La terza volta di Carrère

"“Io sono arrivato dopo, il film nasce dal desiderio di Juliette Binoche”, dice lo scrittore. Che apre la Quinzaine con la regia di Ouistreham
La terza volta di Carrère

“Io sono arrivato dopo, il film nasce dal desiderio di Juliette Binoche”. Il celebre scrittore Emmanuel Carrère presenta il suo terzo passaggio dietro la macchina da presa, Ouistreham (titolo internazionale: Between Two Worlds), che inaugura oggi la Quinzaine des Réalisateurs a Cannes e verrà distribuito in Italia a inizio 2022 da Teodora Film.

Tratto dal famoso romanzo-inchiesta della giornalista Florence Aubenas, protagonista è appunto una scrittrice (Binoche) “infiltrata” per mesi tra le donne delle pulizie del ferryboat che attraversa la Manica, costrette spesso a lavorare in condizioni disumane e al di fuori di ogni regola.

“L’adattamento del libro risale a dieci anni fa, tanti volevano farlo, ma Juliette ha avuto un’arma in più: anno dopo anno, invitava Florence a cena perché si decidesse a cedere i diritti, e una volta ha menzionato il mio nome.
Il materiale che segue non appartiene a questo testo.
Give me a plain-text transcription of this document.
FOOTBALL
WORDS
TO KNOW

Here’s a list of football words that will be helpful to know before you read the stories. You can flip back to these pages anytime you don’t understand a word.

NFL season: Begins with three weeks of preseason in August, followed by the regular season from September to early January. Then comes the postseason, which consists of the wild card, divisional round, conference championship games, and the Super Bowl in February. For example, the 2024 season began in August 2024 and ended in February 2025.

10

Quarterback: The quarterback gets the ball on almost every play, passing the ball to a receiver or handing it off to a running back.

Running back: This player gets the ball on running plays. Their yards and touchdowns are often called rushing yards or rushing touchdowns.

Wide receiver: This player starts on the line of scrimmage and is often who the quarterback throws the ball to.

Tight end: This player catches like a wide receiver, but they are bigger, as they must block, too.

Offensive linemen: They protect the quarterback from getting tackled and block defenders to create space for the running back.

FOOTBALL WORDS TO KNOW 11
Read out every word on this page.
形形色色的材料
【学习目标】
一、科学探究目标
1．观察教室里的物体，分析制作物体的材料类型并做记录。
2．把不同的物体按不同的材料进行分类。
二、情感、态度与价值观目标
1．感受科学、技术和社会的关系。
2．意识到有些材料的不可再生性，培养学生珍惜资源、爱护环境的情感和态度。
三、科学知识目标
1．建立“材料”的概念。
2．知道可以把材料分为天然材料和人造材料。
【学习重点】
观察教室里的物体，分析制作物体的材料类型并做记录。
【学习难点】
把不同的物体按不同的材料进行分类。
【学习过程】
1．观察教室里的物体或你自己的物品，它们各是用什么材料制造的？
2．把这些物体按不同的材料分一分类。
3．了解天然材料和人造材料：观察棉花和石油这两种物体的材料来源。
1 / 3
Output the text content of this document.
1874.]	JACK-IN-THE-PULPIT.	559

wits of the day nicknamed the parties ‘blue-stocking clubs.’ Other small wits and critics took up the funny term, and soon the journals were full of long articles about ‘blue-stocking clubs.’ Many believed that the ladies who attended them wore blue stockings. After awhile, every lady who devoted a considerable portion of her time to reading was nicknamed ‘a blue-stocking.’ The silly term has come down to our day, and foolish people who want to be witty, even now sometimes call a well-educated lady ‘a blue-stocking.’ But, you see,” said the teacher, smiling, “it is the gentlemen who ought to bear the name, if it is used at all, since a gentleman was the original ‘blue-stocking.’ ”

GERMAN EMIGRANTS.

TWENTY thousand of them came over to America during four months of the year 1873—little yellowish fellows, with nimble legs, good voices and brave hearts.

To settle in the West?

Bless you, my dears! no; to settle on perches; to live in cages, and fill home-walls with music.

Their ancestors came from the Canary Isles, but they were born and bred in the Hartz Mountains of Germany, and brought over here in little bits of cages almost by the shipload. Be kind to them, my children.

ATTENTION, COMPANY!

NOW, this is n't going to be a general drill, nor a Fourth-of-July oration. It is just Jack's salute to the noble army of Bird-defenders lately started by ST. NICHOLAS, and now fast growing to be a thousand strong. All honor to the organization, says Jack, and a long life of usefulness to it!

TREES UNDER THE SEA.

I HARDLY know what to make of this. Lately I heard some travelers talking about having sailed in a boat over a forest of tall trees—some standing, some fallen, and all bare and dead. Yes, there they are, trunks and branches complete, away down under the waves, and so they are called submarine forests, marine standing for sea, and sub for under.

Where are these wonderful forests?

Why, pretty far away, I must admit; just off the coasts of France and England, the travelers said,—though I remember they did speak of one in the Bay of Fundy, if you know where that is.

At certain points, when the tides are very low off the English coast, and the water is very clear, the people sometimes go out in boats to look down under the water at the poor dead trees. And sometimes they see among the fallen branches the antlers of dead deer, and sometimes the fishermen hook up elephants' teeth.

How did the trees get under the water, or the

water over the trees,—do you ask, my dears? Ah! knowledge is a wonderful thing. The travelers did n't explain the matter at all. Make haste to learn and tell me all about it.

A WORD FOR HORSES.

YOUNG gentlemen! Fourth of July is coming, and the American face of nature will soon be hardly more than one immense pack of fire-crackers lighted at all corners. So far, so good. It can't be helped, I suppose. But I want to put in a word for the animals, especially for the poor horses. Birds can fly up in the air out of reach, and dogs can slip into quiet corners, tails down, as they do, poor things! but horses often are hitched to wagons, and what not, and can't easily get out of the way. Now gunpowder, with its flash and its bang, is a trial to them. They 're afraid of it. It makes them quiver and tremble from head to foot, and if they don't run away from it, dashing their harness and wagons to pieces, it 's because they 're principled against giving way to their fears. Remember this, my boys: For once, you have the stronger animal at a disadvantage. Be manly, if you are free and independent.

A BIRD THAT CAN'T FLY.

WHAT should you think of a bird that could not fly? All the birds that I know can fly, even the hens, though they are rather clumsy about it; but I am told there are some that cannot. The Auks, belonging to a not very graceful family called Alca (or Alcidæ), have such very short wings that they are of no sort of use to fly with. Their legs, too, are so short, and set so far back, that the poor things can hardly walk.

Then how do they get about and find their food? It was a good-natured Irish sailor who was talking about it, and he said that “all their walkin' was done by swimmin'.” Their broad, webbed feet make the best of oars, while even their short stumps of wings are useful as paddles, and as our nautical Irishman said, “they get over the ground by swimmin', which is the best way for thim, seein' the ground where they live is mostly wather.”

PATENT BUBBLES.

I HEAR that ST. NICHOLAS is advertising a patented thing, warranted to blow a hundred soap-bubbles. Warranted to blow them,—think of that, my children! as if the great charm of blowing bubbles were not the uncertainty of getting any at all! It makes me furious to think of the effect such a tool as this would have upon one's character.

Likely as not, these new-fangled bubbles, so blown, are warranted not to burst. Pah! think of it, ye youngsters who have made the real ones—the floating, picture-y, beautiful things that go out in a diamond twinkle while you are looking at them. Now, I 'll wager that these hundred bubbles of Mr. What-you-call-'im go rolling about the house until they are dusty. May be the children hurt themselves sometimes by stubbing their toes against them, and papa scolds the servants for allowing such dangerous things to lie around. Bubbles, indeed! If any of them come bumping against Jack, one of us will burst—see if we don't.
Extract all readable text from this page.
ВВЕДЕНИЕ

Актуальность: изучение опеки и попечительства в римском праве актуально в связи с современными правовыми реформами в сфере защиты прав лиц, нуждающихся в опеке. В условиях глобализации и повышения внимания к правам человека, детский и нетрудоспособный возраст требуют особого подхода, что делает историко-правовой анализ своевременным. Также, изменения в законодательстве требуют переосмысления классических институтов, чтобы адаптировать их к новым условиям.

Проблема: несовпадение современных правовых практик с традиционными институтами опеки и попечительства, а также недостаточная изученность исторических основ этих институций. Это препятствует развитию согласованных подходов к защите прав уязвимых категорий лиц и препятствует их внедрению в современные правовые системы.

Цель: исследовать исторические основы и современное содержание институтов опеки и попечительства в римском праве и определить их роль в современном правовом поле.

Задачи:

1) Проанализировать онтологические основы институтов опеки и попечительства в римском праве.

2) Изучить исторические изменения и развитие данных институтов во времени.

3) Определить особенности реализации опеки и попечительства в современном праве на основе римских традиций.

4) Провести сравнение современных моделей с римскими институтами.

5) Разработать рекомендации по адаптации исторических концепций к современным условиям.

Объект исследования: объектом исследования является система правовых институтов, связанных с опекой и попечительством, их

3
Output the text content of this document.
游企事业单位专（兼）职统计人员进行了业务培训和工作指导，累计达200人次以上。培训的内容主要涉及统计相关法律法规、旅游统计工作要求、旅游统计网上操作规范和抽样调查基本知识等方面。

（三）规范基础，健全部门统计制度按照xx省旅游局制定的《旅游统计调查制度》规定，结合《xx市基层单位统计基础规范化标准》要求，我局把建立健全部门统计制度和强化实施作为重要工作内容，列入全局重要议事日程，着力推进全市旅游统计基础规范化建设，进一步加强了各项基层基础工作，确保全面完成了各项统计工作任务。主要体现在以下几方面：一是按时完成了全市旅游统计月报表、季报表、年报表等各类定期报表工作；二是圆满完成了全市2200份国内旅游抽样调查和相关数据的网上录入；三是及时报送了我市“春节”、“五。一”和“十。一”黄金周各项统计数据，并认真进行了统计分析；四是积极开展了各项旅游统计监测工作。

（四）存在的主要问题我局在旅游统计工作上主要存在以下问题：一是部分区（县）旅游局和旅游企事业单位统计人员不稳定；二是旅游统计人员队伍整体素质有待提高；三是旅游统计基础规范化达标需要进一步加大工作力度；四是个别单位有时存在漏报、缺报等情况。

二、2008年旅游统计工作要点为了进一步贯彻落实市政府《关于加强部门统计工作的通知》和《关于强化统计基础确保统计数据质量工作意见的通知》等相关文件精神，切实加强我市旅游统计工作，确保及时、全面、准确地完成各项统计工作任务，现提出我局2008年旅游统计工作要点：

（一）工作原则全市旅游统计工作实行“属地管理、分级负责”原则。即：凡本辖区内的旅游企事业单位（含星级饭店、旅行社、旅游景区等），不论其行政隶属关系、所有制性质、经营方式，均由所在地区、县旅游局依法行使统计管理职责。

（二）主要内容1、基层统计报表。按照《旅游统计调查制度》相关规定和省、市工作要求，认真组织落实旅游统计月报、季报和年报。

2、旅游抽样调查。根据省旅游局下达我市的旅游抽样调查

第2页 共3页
È andata così, da parte mia non avevo mai pensato di trasporlo, è nato dal desiderio di Juliette e poi è venuto grazie al cast”.
Un cast di attrici e attori non professionisti, alcuni dei quali contemplati nel libro, altri aggiunti dallo scrittore: se Hélène Lambert che interpreta Christèle loda la Binoche, “Juliette è venuta a nostro livello e s’è adattata, abbiamo fatto il film grazie a lei”, Carrère parla di “film di finzione, con una costruzione romanzesca e drammatica: non è un documentario, ho aggiunto il personaggio di Christèle, per introdurre l’amicizia profonda ma ambigua che le riserva la protagonista”.

Alla terza prova registica, dopo il film L’amore sospetto (2005) e il doc Retour à Kotelnitch (2003), lo scrittore qui fa “una miscela di finzione e documentarismo, con attori non pro: avevo paura, ma vedere il loro lavoro mi ha dato fiducia”.

Emmanuel Carrèe © Christine Tamalet

Sul rapporto con la Aubenas, confessa, “Florence ha una posizione ancora più radicale della mia con i miei romanzi: non ho avuto nessuna interazione con lei, ‘è il vostro lavoro non più il mio’. Ci ha dato la benedizione, ma anche detto: ‘affari vostri’”. Carrère ritiene che Aubenas sia “un’autrice rimarchevole che insiste a definirsi giornalista, e qui sta la differenza tra noi: lei si tiene libera, io invece lavoro sulle emozioni, e m i proietto nei personaggi”.

Infine, la scena più difficile, quella sul ferry boat: “Molto acrobatica, eravamo tutti esausti: non avevamo a disposizione l’intero traghetto, solo un’ala, ed è stato estenuante”.